Common Sense Institute Arizona released a report showing that Arizona lost 8,600 jobs year over year in March. This ranked 16th worst nationwide, the report said.
Zachary Milne, a senior economist for CSI, told The Center Square that there is evidence to suggest Arizona’s labor market is “souring to a degree.”
“With seven months of year-over-year job losses, combined with rising unemployment and falling labor force participation, these are concerning signs for the labor market,” he said.
Lee McPheters, an economic professor at Arizona State University, told The Center Square by email that Arizona has “lost 14,000 jobs” between January and March. He added that Arizona ranked 43rd among states in job creation during this period.
He said this “is an unusual situation for Arizona.”
“As recently as 2024 the state ranked 3rd, adding 62,000 jobs. A national slowdown began in 2025, in response to uncertainty about tariffs, fed policy, and geopolitical issues,” he said.
“Arizona followed the 2025 trend of slowing labor markets, adding only 4,500 new jobs and ranking 32nd among all states,” the professor added. “As we have seen in previous slowdowns, Arizona often tends to be hit harder than the nation as a whole, and that is what we saw in 2025 and that continues now.”
The CSI report noted Arizona lost 2,600 jobs in March. In month-to-month figures, Milne said there can be “volatility in those numbers,” adding that people need to “take monthly [numbers] with a grain of salt.”
Doug Walls, labor market information director for the Arizona Office of Economic Opportunity, told The Center Square by email that the job losses “spread across a majority of industry sectors, including leisure and hospitality, government, financial activities, trade, transportation and utilities, construction, and manufacturing.”
Walls said the one industry that continues to perform well is the healthcare and social assistance industry. According to Walls, this industry has added 10,400 jobs year over year.
March data reflects a continued softening of Arizona’s labor market, he said.
“Several indicators confirm the cooling trend. The unemployment rate climbed to 4.7%, widening the gap above the national rate of 4.3%, and job softness spread across a majority of industry sectors simultaneously,” Walls said.
“When that many measures move in the same direction at the same time, the data tells a consistent story: the pace of economic activity in Arizona is slowing,” he added.
According to McPheters, the “big question is whether the economy (national and Arizona) will turn around by the second half [of 2026].”
He noted “even if that happens, it is likely that Arizona employment will increase by a mere 1% at best,” which will “avoid a recession” and “delay stronger [job] growth into 2027 and beyond.”

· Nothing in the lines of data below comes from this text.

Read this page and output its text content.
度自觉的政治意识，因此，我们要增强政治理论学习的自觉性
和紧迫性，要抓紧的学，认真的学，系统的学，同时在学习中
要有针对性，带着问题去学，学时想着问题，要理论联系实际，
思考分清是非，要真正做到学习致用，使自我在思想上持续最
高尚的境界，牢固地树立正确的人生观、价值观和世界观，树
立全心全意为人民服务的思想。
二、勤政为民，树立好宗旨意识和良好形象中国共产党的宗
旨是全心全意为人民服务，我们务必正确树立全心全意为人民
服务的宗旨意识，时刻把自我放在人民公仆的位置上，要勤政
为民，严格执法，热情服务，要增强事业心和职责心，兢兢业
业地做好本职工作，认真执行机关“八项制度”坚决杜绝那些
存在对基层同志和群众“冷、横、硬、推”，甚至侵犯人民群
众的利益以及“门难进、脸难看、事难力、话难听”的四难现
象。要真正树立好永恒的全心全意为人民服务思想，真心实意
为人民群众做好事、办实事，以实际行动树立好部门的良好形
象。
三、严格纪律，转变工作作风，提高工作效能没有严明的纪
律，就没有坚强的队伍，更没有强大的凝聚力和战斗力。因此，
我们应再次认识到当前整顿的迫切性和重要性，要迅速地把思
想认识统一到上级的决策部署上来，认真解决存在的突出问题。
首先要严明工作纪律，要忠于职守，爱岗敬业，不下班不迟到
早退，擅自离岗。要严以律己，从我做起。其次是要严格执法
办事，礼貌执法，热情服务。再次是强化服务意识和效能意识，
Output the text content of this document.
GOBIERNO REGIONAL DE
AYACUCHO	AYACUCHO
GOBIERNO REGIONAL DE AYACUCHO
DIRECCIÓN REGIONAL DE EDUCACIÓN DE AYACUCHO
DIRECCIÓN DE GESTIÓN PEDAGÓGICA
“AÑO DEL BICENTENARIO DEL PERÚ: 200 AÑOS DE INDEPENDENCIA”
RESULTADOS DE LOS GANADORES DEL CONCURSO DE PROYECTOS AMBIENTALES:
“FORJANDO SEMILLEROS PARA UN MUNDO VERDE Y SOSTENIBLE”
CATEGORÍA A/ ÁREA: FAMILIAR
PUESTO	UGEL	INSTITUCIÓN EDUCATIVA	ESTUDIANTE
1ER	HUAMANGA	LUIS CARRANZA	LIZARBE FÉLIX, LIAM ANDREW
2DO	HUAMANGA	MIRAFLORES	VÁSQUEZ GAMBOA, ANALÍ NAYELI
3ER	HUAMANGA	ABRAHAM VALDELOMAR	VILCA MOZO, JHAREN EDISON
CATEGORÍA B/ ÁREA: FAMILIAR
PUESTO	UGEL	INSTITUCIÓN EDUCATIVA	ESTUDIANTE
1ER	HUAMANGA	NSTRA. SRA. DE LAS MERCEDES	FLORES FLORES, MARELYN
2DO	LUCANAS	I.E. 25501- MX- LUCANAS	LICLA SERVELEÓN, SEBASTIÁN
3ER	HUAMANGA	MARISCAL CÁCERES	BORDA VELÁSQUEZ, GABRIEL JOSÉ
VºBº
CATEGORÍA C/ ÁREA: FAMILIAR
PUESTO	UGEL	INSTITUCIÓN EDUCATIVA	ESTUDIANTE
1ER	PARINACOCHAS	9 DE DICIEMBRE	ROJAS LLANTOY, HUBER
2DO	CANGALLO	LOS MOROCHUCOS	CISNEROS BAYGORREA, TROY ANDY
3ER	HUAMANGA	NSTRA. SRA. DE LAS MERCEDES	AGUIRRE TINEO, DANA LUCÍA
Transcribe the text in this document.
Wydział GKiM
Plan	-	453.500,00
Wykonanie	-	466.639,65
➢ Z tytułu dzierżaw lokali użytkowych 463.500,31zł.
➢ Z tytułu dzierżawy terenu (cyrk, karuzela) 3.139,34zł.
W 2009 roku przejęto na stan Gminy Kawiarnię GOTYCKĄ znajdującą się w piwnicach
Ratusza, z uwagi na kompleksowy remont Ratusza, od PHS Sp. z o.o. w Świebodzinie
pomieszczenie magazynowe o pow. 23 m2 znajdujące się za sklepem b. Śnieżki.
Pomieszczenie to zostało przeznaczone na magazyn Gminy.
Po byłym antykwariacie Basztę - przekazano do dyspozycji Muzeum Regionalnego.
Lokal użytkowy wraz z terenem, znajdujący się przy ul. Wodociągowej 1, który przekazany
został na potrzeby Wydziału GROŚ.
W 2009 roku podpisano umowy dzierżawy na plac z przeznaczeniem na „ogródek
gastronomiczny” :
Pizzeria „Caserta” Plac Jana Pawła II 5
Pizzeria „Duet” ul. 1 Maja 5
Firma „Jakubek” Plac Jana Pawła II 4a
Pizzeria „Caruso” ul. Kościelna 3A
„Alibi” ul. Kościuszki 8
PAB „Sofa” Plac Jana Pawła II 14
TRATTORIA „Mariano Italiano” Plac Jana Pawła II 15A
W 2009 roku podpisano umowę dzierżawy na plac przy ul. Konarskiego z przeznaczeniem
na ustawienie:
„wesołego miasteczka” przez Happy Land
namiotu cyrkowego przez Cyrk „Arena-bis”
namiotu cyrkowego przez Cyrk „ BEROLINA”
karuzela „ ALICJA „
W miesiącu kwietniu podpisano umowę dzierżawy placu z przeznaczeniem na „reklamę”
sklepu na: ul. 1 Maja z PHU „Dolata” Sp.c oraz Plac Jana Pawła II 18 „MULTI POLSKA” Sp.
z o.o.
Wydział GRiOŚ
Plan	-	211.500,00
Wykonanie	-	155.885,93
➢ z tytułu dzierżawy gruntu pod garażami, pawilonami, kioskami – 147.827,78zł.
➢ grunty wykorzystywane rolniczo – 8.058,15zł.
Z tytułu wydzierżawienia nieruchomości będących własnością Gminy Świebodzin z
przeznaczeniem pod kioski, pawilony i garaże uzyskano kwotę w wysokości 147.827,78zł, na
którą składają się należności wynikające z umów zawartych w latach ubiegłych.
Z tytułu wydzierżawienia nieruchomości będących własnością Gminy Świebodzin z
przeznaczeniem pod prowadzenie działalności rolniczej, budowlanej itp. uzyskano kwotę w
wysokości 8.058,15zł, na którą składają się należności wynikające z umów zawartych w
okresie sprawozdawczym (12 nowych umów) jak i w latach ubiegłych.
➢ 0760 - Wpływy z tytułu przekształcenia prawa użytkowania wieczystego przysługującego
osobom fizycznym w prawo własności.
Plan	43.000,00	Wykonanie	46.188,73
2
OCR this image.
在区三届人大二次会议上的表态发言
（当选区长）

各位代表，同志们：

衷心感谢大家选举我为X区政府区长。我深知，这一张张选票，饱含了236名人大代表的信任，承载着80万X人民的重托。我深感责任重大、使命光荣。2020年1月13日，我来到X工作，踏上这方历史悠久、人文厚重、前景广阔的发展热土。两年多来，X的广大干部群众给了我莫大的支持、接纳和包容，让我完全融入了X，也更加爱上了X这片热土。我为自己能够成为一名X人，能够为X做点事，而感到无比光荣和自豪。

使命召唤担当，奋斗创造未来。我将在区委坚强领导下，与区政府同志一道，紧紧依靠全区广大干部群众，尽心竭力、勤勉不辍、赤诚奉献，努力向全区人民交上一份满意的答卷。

But despite the current slowdown, McPheters said Arizona’s “long-term outlook continues [to be] bright for a number of reasons.”
He cited the state’s population growth historically and recent investments in “infrastructure supporting distribution, healthcare, manufacturing and particularly high technology enterprises.”
“For now, businesses and job seekers face challenges, but these are short-term, and a reasonable bet would be that within two to three years, Arizona will rebound to be among the nation’s leading growth states once again,” he said.
Jim Rounds, an Arizona-based economist and CEO of Rounds Consulting Group, also had a positive outlook for the state’s economy. “Arizona’s economy is not crashing. We’re stronger than we’ve been in a long time.”
“If I was gonna be in any state during the next downturn and expansion, it would be Arizona. We’ve advanced our economy more than any other state since the Great Recession,” he said.